Beaucoup de gens dans cette sacrée ville se demande qui est vraiment le shériff. Quel genre d'homme se cache derrière cette étoile et ce colt, ce combat acharné pour une justice infaillible et qui ne rate jamais sa cible.
Et bien tu vois fiston, je vais te la raconter moi cette histoire. Cette histoire c'est avant tout un mythe, une légende. Laisse moi te raconter la légende de Jessie "Johns"...
Tout à commencer dans une autre époque, l'époque où les frères étaient encore des frères, une époque où notre pays avait encore un lourd héritage en fardeau. Une époque où le shérif portait encore le nom de Jessie Calahan.
C'est en 1833, dans une petite ferme des environs de Kearney, Nebraska que nait Jessie, fils de Charles et Héléna Calahan, un couple de pour qui la vie n'est pas toujours facile. Charles est un pasteur et un fermier aidé de sa femme et ces enfants. Famille nombreuse, beaucoup d'enfants mourront cependant avant leur dix ans. De tout cela, il ne faut retenir que deux personnes en dehors de Jessie, son frère Franck de quatre ans son aînée et sa jeune sœur Thelma de deux ans plus jeune que lui. Ce sont là les seuls qui auront la joie de connaitre leur dix-huitième anniversaire. Jessie et son frère Franck ont eut une relation très fusionnelle, Jessie admirait son aîné et en faisait son héros et il veillait comme un forcené sur sa petite sœur. Un petit gars bien, que la vie n'a pas loupée.
Les ennuis ne vont vraiment commencer que lorsqu'en 1848, Charles Calahan, le brave pasteur décide de renoncer à son ministère et sa ferme pour partir pour la Californie dans le but de faire fortune avec la Ruée vers l'Or. Prix de la fièvre du métal jaune, c'est sur la route de la Californie qu'il succombera d'une mauvaise fièvre, laissant derrière lui et sans ressources une femme et ces enfants. La vie à la ferme est de plus en plus difficile et seul Franck et Jessie sont alors capable de vraiment aider leur mère mais cela ne suffit pas et la famille doit vendre la ferme en 1850 sous la pression des banques et des commerçants. La famille doit alors vivre un temps dans les bois ou chez d'autres fermiers en travaillant pour subsister, lui fait les champs avec Franck, sa mère fait de la couture jusqu'au jour où un petit coup de pouce va leur permettre de souffler.

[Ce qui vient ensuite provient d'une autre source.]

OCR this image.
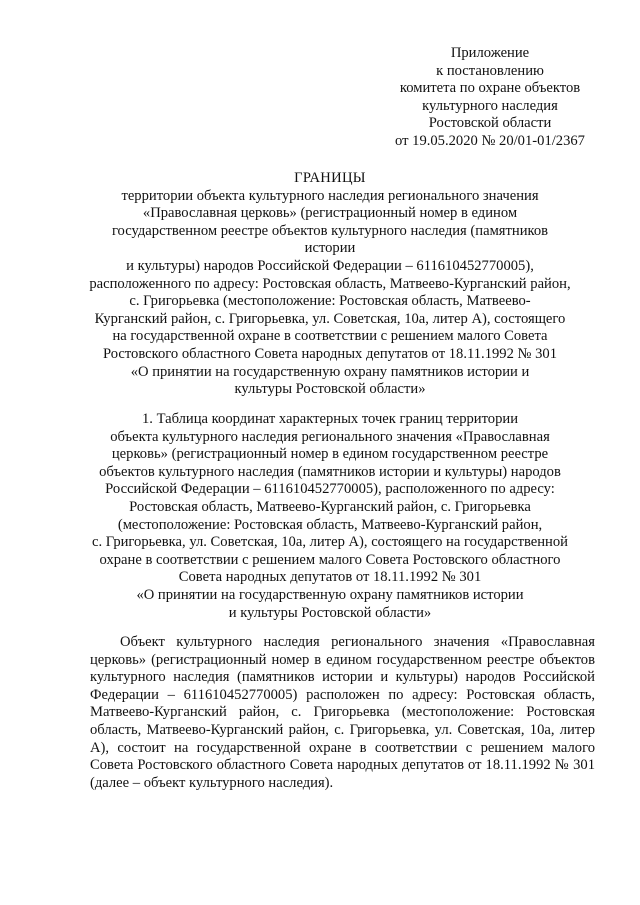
Приложение
к постановлению
комитета по охране объектов
культурного наследия
Ростовской области
от 19.05.2020 № 20/01-01/2367
ГРАНИЦЫ
территории объекта культурного наследия регионального значения
«Православная церковь» (регистрационный номер в едином
государственном реестре объектов культурного наследия (памятников
истории
и культуры) народов Российской Федерации – 611610452770005),
расположенного по адресу: Ростовская область, Матвеево-Курганский район,
с. Григорьевка (местоположение: Ростовская область, Матвеево-
Курганский район, с. Григорьевка, ул. Советская, 10а, литер А), состоящего
на государственной охране в соответствии с решением малого Совета
Ростовского областного Совета народных депутатов от 18.11.1992 № 301
«О принятии на государственную охрану памятников истории и
культуры Ростовской области»
1. Таблица координат характерных точек границ территории
объекта культурного наследия регионального значения «Православная
церковь» (регистрационный номер в едином государственном реестре
объектов культурного наследия (памятников истории и культуры) народов
Российской Федерации – 611610452770005), расположенного по адресу:
Ростовская область, Матвеево-Курганский район, с. Григорьевка
(местоположение: Ростовская область, Матвеево-Курганский район,
с. Григорьевка, ул. Советская, 10а, литер А), состоящего на государственной
охране в соответствии с решением малого Совета Ростовского областного
Совета народных депутатов от 18.11.1992 № 301
«О принятии на государственную охрану памятников истории
и культуры Ростовской области»

Объект культурного наследия регионального значения «Православная церковь» (регистрационный номер в едином государственном реестре объектов культурного наследия (памятников истории и культуры) народов Российской Федерации – 611610452770005) расположен по адресу: Ростовская область, Матвеево-Курганский район, с. Григорьевка (местоположение: Ростовская область, Матвеево-Курганский район, с. Григорьевка, ул. Советская, 10а, литер А), состоит на государственной охране в соответствии с решением малого Совета Ростовского областного Совета народных депутатов от 18.11.1992 № 301 (далее – объект культурного наследия).
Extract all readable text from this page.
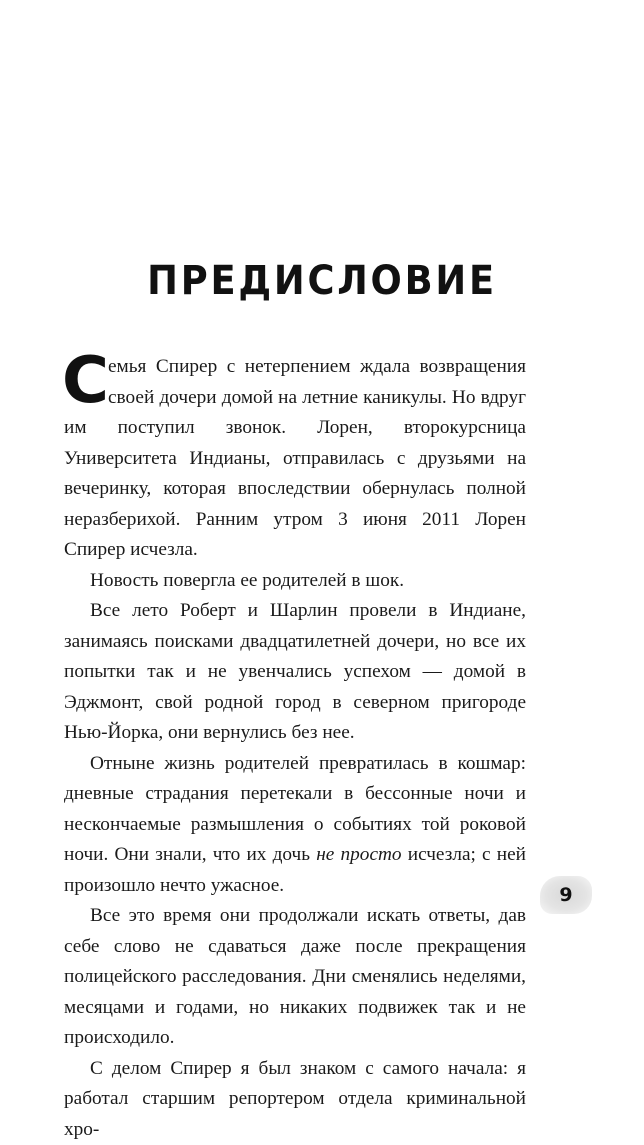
ПРЕДИСЛОВИЕ

Семья Спирер с нетерпением ждала возвращения своей дочери домой на летние каникулы. Но вдруг им поступил звонок. Лорен, второкурсница Университета Индианы, отправилась с друзьями на вечеринку, которая впоследствии обернулась полной неразберихой. Ранним утром 3 июня 2011 Лорен Спирер исчезла.

Новость повергла ее родителей в шок.

Все лето Роберт и Шарлин провели в Индиане, занимаясь поисками двадцатилетней дочери, но все их попытки так и не увенчались успехом — домой в Эджмонт, свой родной город в северном пригороде Нью-Йорка, они вернулись без нее.

Отныне жизнь родителей превратилась в кошмар: дневные страдания перетекали в бессонные ночи и нескончаемые размышления о событиях той роковой ночи. Они знали, что их дочь не просто исчезла; с ней произошло нечто ужасное.

Все это время они продолжали искать ответы, дав себе слово не сдаваться даже после прекращения полицейского расследования. Дни сменялись неделями, месяцами и годами, но никаких подвижек так и не происходило.

С делом Спирер я был знаком с самого начала: я работал старшим репортером отдела криминальной хро-

9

Le 16 mai 1853, Hélène James rencontre le docteur Samuel Johns pour qui elle fait le ménage et la cuisine. Très vite nait chez eux une relation amoureuse qui débouche en une union consacrée par l'église le 19 juin. Jessie Calahan devient Jessie Johns et part s'installer pour une petite maison calme des environs de Lexington. Le Docteur laisse Franck et Jessie en paix, ne s'intéresse que très peu aux deux jeunes garçons pour se concentrer sur l'idée d'avoir un nouvel enfant avec Hélène et qu'il pourra envoyer à loisir étudier la médecine et reprendre son rôle dans la bonne société. Laissés libre, les deux jeunes garçons profitent un peu de la vie, font quelques bêtises et travaillent toujours autant pour leur argent de poche. Bref, tout pourrait s'améliorer mais l'histoire en décidera autrement.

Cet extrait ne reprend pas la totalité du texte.